Code

There is freedom to roam in Scotland, but Straiton is farming country first and foremost, so don’t forget the basics. But read on to find out some more interesting things:

  • why do farmers get so annoyed if you disturb ewes during lambing?
  • what’s scarier, a bull or a cow?

If you are unsure about any of the basic rules, check here for advice on the Scottish outdoor access code, or download your copy here.

And here are some things you might not know.

LambingSeason_Photo Scotland for the Senses

Lambing Season

You probably know that when the ewes are giving birth (about three weeks usually during April), you must not take dogs into the lambing fields: but please do not jog, mountain bike, or even walk through these fields without dogs, if you can possibly avoid it.

Why? It’s not because you will cause the ewes to miscarry.
It is because if they are disturbed they may run off and desert their lamb.

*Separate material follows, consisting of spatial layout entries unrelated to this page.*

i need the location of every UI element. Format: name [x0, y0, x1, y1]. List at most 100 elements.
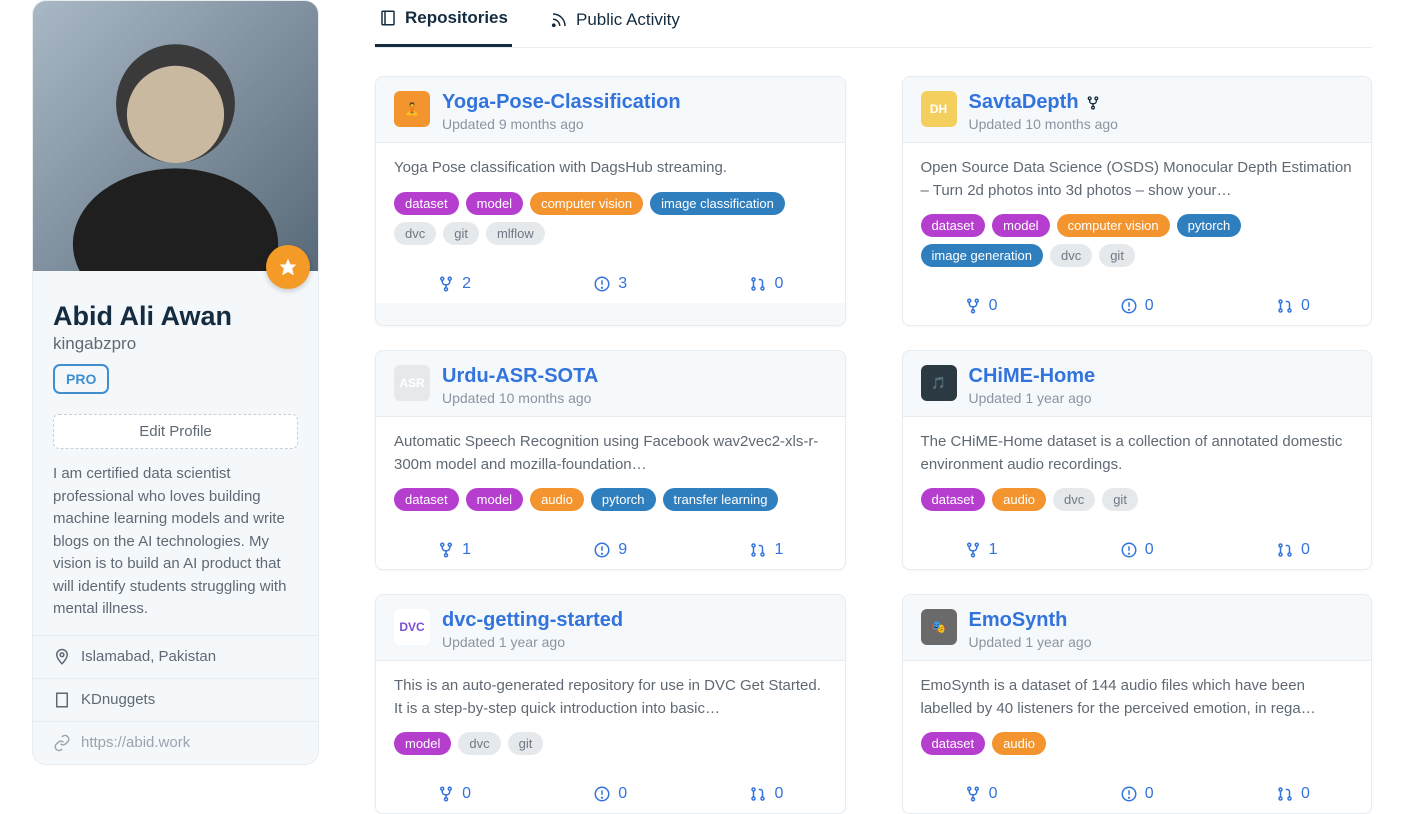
repo-title-link[interactable]: Yoga-Pose-Classification — [442, 91, 681, 114]
prs-stat[interactable]: 0 — [1276, 785, 1310, 803]
profile-sidebar: Abid Ali Awan kingabzpro PRO Edit Profil… — [0, 0, 325, 814]
profile-card: Abid Ali Awan kingabzpro PRO Edit Profil… — [32, 0, 319, 765]
location-text: Islamabad, Pakistan — [81, 648, 216, 665]
repo-description: This is an auto-generated repository for… — [394, 675, 827, 720]
location-icon — [53, 648, 71, 666]
pro-badge: PRO — [53, 364, 109, 394]
tag[interactable]: pytorch — [1177, 214, 1242, 237]
tag[interactable]: mlflow — [486, 222, 545, 245]
repo-tags: dataset model computer vision image classif… — [394, 192, 827, 245]
tag[interactable]: model — [466, 192, 523, 215]
repo-card: DVC dvc-getting-started Updated 1 year a… — [375, 594, 846, 814]
prs-stat[interactable]: 0 — [749, 785, 783, 803]
forks-stat[interactable]: 0 — [964, 785, 998, 803]
main-content: Repositories Public Activity 🧘 Yoga-Pose… — [325, 0, 1412, 814]
edit-profile-button[interactable]: Edit Profile — [53, 414, 298, 449]
repo-updated: Updated 1 year ago — [969, 390, 1354, 406]
issues-stat[interactable]: 0 — [1120, 785, 1154, 803]
tag[interactable]: audio — [530, 488, 584, 511]
location-row: Islamabad, Pakistan — [33, 636, 318, 678]
tag[interactable]: dvc — [1053, 488, 1095, 511]
tab-repositories-label: Repositories — [405, 8, 508, 28]
repo-icon: 🧘 — [394, 91, 430, 127]
repo-tags: model dvcgit — [394, 732, 827, 755]
repo-tags: dataset audio — [921, 732, 1354, 755]
tag[interactable]: image classification — [650, 192, 785, 215]
repo-card: 🎭 EmoSynth Updated 1 year ago EmoSynth i… — [902, 594, 1373, 814]
tab-activity[interactable]: Public Activity — [546, 0, 684, 47]
tag[interactable]: model — [394, 732, 451, 755]
repo-updated: Updated 1 year ago — [969, 634, 1354, 650]
tag[interactable]: git — [1099, 244, 1135, 267]
tag[interactable]: model — [466, 488, 523, 511]
forks-stat[interactable]: 1 — [964, 541, 998, 559]
repo-tags: dataset audio dvcgit — [921, 488, 1354, 511]
repo-title-link[interactable]: SavtaDepth — [969, 91, 1101, 114]
website-row[interactable]: https://abid.work — [33, 722, 318, 764]
repo-tags: dataset model audio pytorch transfer learnin… — [394, 488, 827, 511]
repo-description: Open Source Data Science (OSDS) Monocula… — [921, 157, 1354, 202]
issues-stat[interactable]: 9 — [593, 541, 627, 559]
tag[interactable]: dataset — [394, 192, 459, 215]
repo-description: Yoga Pose classification with DagsHub st… — [394, 157, 827, 180]
repo-description: EmoSynth is a dataset of 144 audio files… — [921, 675, 1354, 720]
tag[interactable]: dvc — [458, 732, 500, 755]
forks-stat[interactable]: 2 — [437, 275, 471, 293]
repo-description: Automatic Speech Recognition using Faceb… — [394, 431, 827, 476]
prs-stat[interactable]: 0 — [1276, 541, 1310, 559]
tag[interactable]: git — [508, 732, 544, 755]
tag[interactable]: model — [992, 214, 1049, 237]
star-badge-icon — [266, 245, 310, 289]
forks-stat[interactable]: 0 — [437, 785, 471, 803]
issues-stat[interactable]: 0 — [1120, 541, 1154, 559]
tag[interactable]: dataset — [921, 214, 986, 237]
tag[interactable]: git — [1102, 488, 1138, 511]
tabs: Repositories Public Activity — [375, 0, 1372, 48]
prs-stat[interactable]: 0 — [749, 275, 783, 293]
repo-updated: Updated 1 year ago — [442, 634, 827, 650]
prs-stat[interactable]: 0 — [1276, 297, 1310, 315]
tag[interactable]: transfer learning — [663, 488, 779, 511]
repo-icon: 🎵 — [921, 365, 957, 401]
tab-activity-label: Public Activity — [576, 10, 680, 30]
tag[interactable]: dvc — [1050, 244, 1092, 267]
repo-updated: Updated 9 months ago — [442, 116, 827, 132]
repo-title-link[interactable]: dvc-getting-started — [442, 609, 623, 632]
tag[interactable]: dataset — [921, 732, 986, 755]
repo-grid: 🧘 Yoga-Pose-Classification Updated 9 mon… — [375, 76, 1372, 814]
repo-title-link[interactable]: Urdu-ASR-SOTA — [442, 365, 598, 388]
tab-repositories[interactable]: Repositories — [375, 0, 512, 47]
forks-stat[interactable]: 1 — [437, 541, 471, 559]
forks-stat[interactable]: 0 — [964, 297, 998, 315]
repo-card: 🎵 CHiME-Home Updated 1 year ago The CHiM… — [902, 350, 1373, 570]
tag[interactable]: audio — [992, 488, 1046, 511]
tag[interactable]: dataset — [394, 488, 459, 511]
repo-card: DH SavtaDepth Updated 10 months ago Open… — [902, 76, 1373, 326]
issues-stat[interactable]: 0 — [593, 785, 627, 803]
tag[interactable]: audio — [992, 732, 1046, 755]
repo-icon: DVC — [394, 609, 430, 645]
rss-icon — [550, 11, 568, 29]
avatar — [33, 1, 318, 271]
prs-stat[interactable]: 1 — [749, 541, 783, 559]
repo-updated: Updated 10 months ago — [969, 116, 1354, 132]
building-icon — [53, 691, 71, 709]
tag[interactable]: dataset — [921, 488, 986, 511]
repo-title-link[interactable]: EmoSynth — [969, 609, 1068, 632]
tag[interactable]: computer vision — [1057, 214, 1170, 237]
repo-tags: dataset model computer vision pytorch image … — [921, 214, 1354, 267]
repo-card: ASR Urdu-ASR-SOTA Updated 10 months ago … — [375, 350, 846, 570]
repo-title-link[interactable]: CHiME-Home — [969, 365, 1096, 388]
tag[interactable]: pytorch — [591, 488, 656, 511]
link-icon — [53, 734, 71, 752]
repo-icon: 🎭 — [921, 609, 957, 645]
tag[interactable]: dvc — [394, 222, 436, 245]
profile-bio: I am certified data scientist profession… — [33, 463, 318, 635]
profile-username: kingabzpro — [33, 332, 318, 364]
issues-stat[interactable]: 3 — [593, 275, 627, 293]
issues-stat[interactable]: 0 — [1120, 297, 1154, 315]
repo-updated: Updated 10 months ago — [442, 390, 827, 406]
tag[interactable]: git — [443, 222, 479, 245]
tag[interactable]: image generation — [921, 244, 1043, 267]
tag[interactable]: computer vision — [530, 192, 643, 215]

Then the lamb may well die: it is hard to get a lamb adopted by another ewe, or to hand-rear it, and it doesn’t always work! Plus it’s a lot of extra work for the farmer who has plenty to do already. So if you can, during lambing, please look from one of the many tracks and small roads. Thank-you!

cows on Genoch Inner Hill

Cattle

You might feel you want to avoid going anywhere near a bull, and that’s quite sensible, although none of the bulls put into the fields around Straiton are aggressive ones. But you should probably be even more careful about cows with young calves. This is especially true if you have a dog, or if you are with children: the cows don’t identify children as young and can see them as being a threat just like a dog.

Just take care and you’ll have a great time!